A nova política tarifária dos Estados Unidos gerou uma “bagunça” que o mercado vem digerindo aos poucos e foram um gatilho para investidores em todo mundo diminuírem a alocação em dólar. “Isso acaba sendo vento a favor para a maioria das moedas e países” – inclusive para o Brasil.
A opinião é de Pedro Jobim, sócio e economista-chefe da Legacy Capital, que possui R$ 15 bilhões sob gestão em fundos de investimentos. Ele é o convidado dessa semana do programa InfoMoney Entrevista, em uma série especial de conversas com painelistas da Expert XP 2025, um dos maiores eventos sobre investimentos do mundo.
A saída de investimentos denominados em dólar levaram a moeda a perder cerca de 10% do seu valor. Parte desses recursos veio para os mercados brasileiros que, segundo Jobim, ficaram “rasos” – com alocação baixa – nos últimos anos. “Quando é assim, qualquer fluxo acaba fazendo preço”.
Confira o que o economista espera para os movimentos futuros do dólar e da bolsa nos principais trechos da entrevista, reproduzidos abaixo:
“Tarifas foram gatilho para menor alocação em dólar”
A pressão sobre os preços de ativos vem muito a reboque do que tem acontecido lá fora – mais do que aqui dentro. E estamos num ambiente com uma cara um pouco mais positiva, ganhando um pouco de segurança.
A introdução das tarifas pelo governo dos Estados Unidos, em abril, gerou uma bagunça no mercado, mas de alguma forma isso está sendo destilado, digerido. O mercado se acomodou ou absorveu os 10% de tarifa para a maioria dos países, a inflação nos EUA vem sendo melhor que o esperado, o crescimento está desacelerando de uma maneira organizada.
“Uma das consequências das tarifas é que elas foram um gatilho para os investidores em todo mundo diminuírem as alocações em dólar. Nos últimos cinco anos, a proporção de ativos denominados em dólar – seja bolsa, renda fixa, etc. – sobre o total de ativos disponíveis ficou muito acima da proporção do PIB dos EUA sobre o PIB global.”
De abril para cá, a gente vê a depreciação do dólar, que perdeu em torno de 10% do valor. Isso acaba sendo vento a favor para a maioria das moedas e países, pois gera fluxo de recursos.
“Mercados no Brasil ficaram rasos, qualquer fluxo faz preço”

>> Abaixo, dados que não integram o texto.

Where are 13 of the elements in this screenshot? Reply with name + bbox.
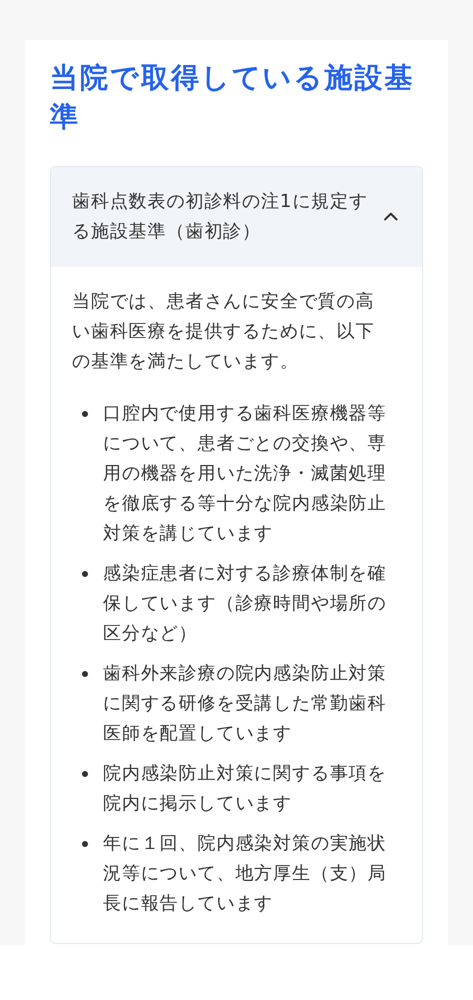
list-item-text: 感染症患者に対する診療体制を確保しています（診療時間や場所の区分など） (103, 562, 388, 646)
bullet-icon (82, 411, 88, 417)
bullet-icon (82, 841, 88, 847)
list-item-text: 院内感染防止対策に関する事項を院内に掲示しています (103, 762, 388, 816)
list-item-text: 年に１回、院内感染対策の実施状況等について、地方厚生（支）局長に報告しています (103, 832, 388, 916)
bullet-icon (82, 771, 88, 777)
section-title: 当院で取得している施設基準 (50, 60, 416, 135)
list-item-text: 口腔内で使用する歯科医療機器等について、患者ごとの交換や、専用の機器を用いた洗浄・滅菌処理を徹底する等十分な院内感染防止対策を講じています (103, 402, 388, 546)
bullet-icon (82, 571, 88, 577)
accordion-header[interactable]: 歯科点数表の初診料の注1に規定する施設基準（歯初診） (51, 167, 422, 267)
bullet-icon (82, 671, 88, 677)
intro-text: 当院では、患者さんに安全で質の高い歯科医療を提供するために、以下の基準を満たしています。 (72, 290, 376, 374)
list-item-text: 歯科外来診療の院内感染防止対策に関する研修を受講した常勤歯科医師を配置しています (103, 662, 388, 746)
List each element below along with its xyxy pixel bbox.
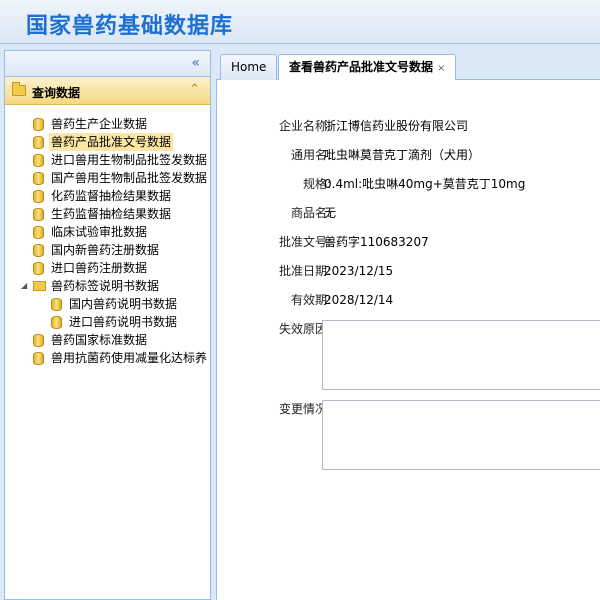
- change-info-textarea[interactable]: [322, 400, 600, 470]
- field-approval-date: 批准日期: 2023/12/15: [217, 261, 600, 281]
- tree-item-label: 国内新兽药注册数据: [51, 243, 160, 257]
- tab-home[interactable]: Home: [220, 54, 278, 80]
- tree-item-production-enterprise[interactable]: 兽药生产企业数据: [5, 115, 210, 133]
- field-value: 2023/12/15: [324, 264, 394, 278]
- database-icon: [33, 118, 44, 131]
- tree-item-label: 兽药标签说明书数据: [51, 279, 160, 293]
- tree-item-bio-inspection[interactable]: 生药监督抽检结果数据: [5, 205, 210, 223]
- database-icon: [33, 172, 44, 185]
- tree-item-clinical-trial[interactable]: 临床试验审批数据: [5, 223, 210, 241]
- tree-item-label: 进口兽药注册数据: [51, 261, 148, 275]
- expand-arrow-icon[interactable]: ◢: [21, 277, 27, 295]
- close-icon[interactable]: ×: [437, 63, 445, 74]
- tree-item-label: 兽药生产企业数据: [51, 117, 148, 131]
- tree-item-import-instructions[interactable]: 进口兽药说明书数据: [5, 313, 210, 331]
- tree-folder-label-instructions[interactable]: ◢ 兽药标签说明书数据: [5, 277, 210, 295]
- database-icon: [33, 226, 44, 239]
- section-label: 查询数据: [32, 86, 81, 100]
- database-icon: [33, 208, 44, 221]
- invalid-reason-textarea[interactable]: [322, 320, 600, 390]
- field-value: 兽药字110683207: [324, 235, 429, 249]
- field-company: 企业名称: 浙江博信药业股份有限公司: [217, 116, 600, 136]
- field-spec: 规格: 0.4ml:吡虫啉40mg+莫昔克丁10mg: [217, 174, 600, 194]
- field-value: 2028/12/14: [324, 293, 394, 307]
- tab-view-approval[interactable]: 查看兽药产品批准文号数据 ×: [278, 54, 457, 81]
- sidebar-panel: « 查询数据 ⌃ 兽药生产企业数据 兽药产品批准文号数据 进口兽用生物制品批签发…: [4, 50, 211, 600]
- collapse-section-icon[interactable]: ⌃: [189, 82, 200, 97]
- tab-label: 查看兽药产品批准文号数据: [289, 60, 434, 74]
- tree-item-label: 兽药国家标准数据: [51, 333, 148, 347]
- folder-icon: [12, 82, 26, 96]
- database-icon: [33, 262, 44, 275]
- tree-item-product-approval[interactable]: 兽药产品批准文号数据: [5, 133, 210, 151]
- database-icon: [51, 298, 62, 311]
- tree-item-domestic-registration[interactable]: 国内新兽药注册数据: [5, 241, 210, 259]
- tree-item-domestic-instructions[interactable]: 国内兽药说明书数据: [5, 295, 210, 313]
- tree-item-label: 兽用抗菌药使用减量化达标养: [51, 351, 208, 365]
- data-tree: 兽药生产企业数据 兽药产品批准文号数据 进口兽用生物制品批签发数据 国产兽用生物…: [5, 115, 210, 367]
- detail-panel: 企业名称: 浙江博信药业股份有限公司 通用名: 吡虫啉莫昔克丁滴剂（犬用） 规格…: [216, 80, 600, 600]
- tree-item-label: 临床试验审批数据: [51, 225, 148, 239]
- field-generic-name: 通用名: 吡虫啉莫昔克丁滴剂（犬用）: [217, 145, 600, 165]
- sidebar-toolbar: «: [5, 51, 210, 77]
- tree-item-label: 化药监督抽检结果数据: [51, 189, 172, 203]
- tree-item-label: 进口兽用生物制品批签发数据: [51, 153, 208, 167]
- field-expiry: 有效期: 2028/12/14: [217, 290, 600, 310]
- field-trade-name: 商品名: 无: [217, 203, 600, 223]
- database-icon: [33, 352, 44, 365]
- tree-item-label: 国内兽药说明书数据: [69, 297, 178, 311]
- field-value: 0.4ml:吡虫啉40mg+莫昔克丁10mg: [324, 177, 526, 191]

No Brasil, os mercados ficaram muito rasos. A participação de estrangeiros na dívida diminuiu muito – mesmo na dívida de longo prazo, que era um reduto de investidores de fora. A bolsa também ficou rasa, com vários fundos encerrando ou diminuindo de tamanho. Quando é assim, qualquer fluxo acaba fazendo preço.
A moeda aqui também é beneficiada pelo nível alto dos juros, pelo crescimento que o país vem experimentando.
Outro ponto é que observamos uma queda gradual da atividade econômica. Os bancos centrais da Europa, por exemplo, já chegaram no limite da queda dos juros. Outros, no Canadá e no Reino Unido, estão nas últimas rodadas de queda. Quem ainda falta reduzir juros é o Fed [Federal Reserve, banco central dos EUA], e está crescendo a probabilidade disso se materializar de maneira mais intensa nos próximos seis meses.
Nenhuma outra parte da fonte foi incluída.